Illuminating a complex interplay of cerebral processes – neural coupling, cortex activity, dopamine firing – Elizabeth explains how storytelling generates empathy and helps us remember things accurately.

‘This happened in the richest country in the world [America]. Not far from that country’s capital,’ Adam reports, ‘I guarantee when you go home, this will stay in your mind, the statistic won’t’.

Reconnecting with what makes us human 

‘It is easy to forget that humans are at the heart of businesses’, Adam puts forward, ‘they are the ones that need to be engaged.’

Adam draws upon the philosophy of Daniel Pink to explain this. In his best-selling book, ‘Drive: The Surprising Truth About What Motivates Us’, Pink calls for a critical rethinking of how companies operate, beginning with reconnecting with what motivates us as individuals:  ‘(1) Autonomy – the desire to direct our own lives; (2) Mastery – the urge to get better and better at something that matters; and (3) Purpose – the yearning to do what we do in service of something larger than ourselves.’

Shifting away from the depersonalised vocabulary of profit – ‘efficiency’ ‘advantage’ ‘vale’ – and tuning into genuine human values  – ‘truth’, ‘love’ and ‘honour’ – has, in Pink’s words, ‘the potential to rejuvenate our businesses and remake our world’, empowering individuals with the sense that they are ‘doing something that matters, doing it well, and doing it in the service of a cause larger than ourselves’.

Person running on road

Purpose Beyond Profit 

How do we find and communicate purpose?
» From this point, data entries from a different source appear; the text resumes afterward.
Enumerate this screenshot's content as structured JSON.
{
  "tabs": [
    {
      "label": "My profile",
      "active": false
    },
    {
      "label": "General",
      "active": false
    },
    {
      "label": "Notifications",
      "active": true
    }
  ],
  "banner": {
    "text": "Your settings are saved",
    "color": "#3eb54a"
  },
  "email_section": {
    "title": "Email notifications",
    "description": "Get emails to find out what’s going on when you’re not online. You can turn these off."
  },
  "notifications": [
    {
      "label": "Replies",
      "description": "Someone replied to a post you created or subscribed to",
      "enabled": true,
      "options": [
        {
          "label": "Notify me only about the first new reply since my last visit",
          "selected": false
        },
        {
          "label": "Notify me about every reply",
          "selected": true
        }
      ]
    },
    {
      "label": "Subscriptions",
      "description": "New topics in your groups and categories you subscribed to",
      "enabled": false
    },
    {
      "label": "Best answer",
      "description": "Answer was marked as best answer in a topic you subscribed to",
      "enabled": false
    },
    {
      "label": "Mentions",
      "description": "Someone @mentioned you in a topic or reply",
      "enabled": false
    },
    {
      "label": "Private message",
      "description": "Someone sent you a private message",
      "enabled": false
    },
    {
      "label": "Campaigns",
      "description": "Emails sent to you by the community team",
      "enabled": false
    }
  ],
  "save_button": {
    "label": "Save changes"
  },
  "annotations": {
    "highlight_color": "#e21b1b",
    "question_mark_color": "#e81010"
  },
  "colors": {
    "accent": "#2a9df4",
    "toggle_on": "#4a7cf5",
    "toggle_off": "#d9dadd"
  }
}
Sharing the latest series of films they produced for Alzheimer’s Research UK (which went live on Tuesday12th November 2019), Elizabeth and Adam demonstrate the importance of finding the ‘higher cause’ for which individuals are fighting.

Man wearing suit and glasses, subtitle reads: 'My daughter's called Lara, she's 17 months old tomorrow.'

In showing why not just what the doctors and consultants are doing, we become more emotionally engaged – with the individuals and the cause for which they are fighting.

Drawing from psychologist and education expert, Howard Gardner, Elizabeth explains how stories provide us with lessons about how to behave, showing us what it means to be courageous, to overcome challenges and to build a better society.

She emphasises the importance of awe in effective storytelling. Whilst tabloids run on generating negative psychological responses like anger, anxiety and disgust, The Beautiful Truth seeks to create positive responses such as excitement, amusement and pride. 

Man wearing suit, subtitle reads 'But it is in sight'

Adam reflects on the way such this inspirational quality is achieved in the video, created partially through the soundtrack. ‘There’s an urgency, a sense we can get somewhere,’ he expounds, ‘emotion doesn’t have to be about the sadness of something, it can be about the passion and the drive’.

If a brand or business can connect to and communicate this higher universal or human cause magic starts to happen. Not everyone and every brand can get there, but it is what we search for as human beings.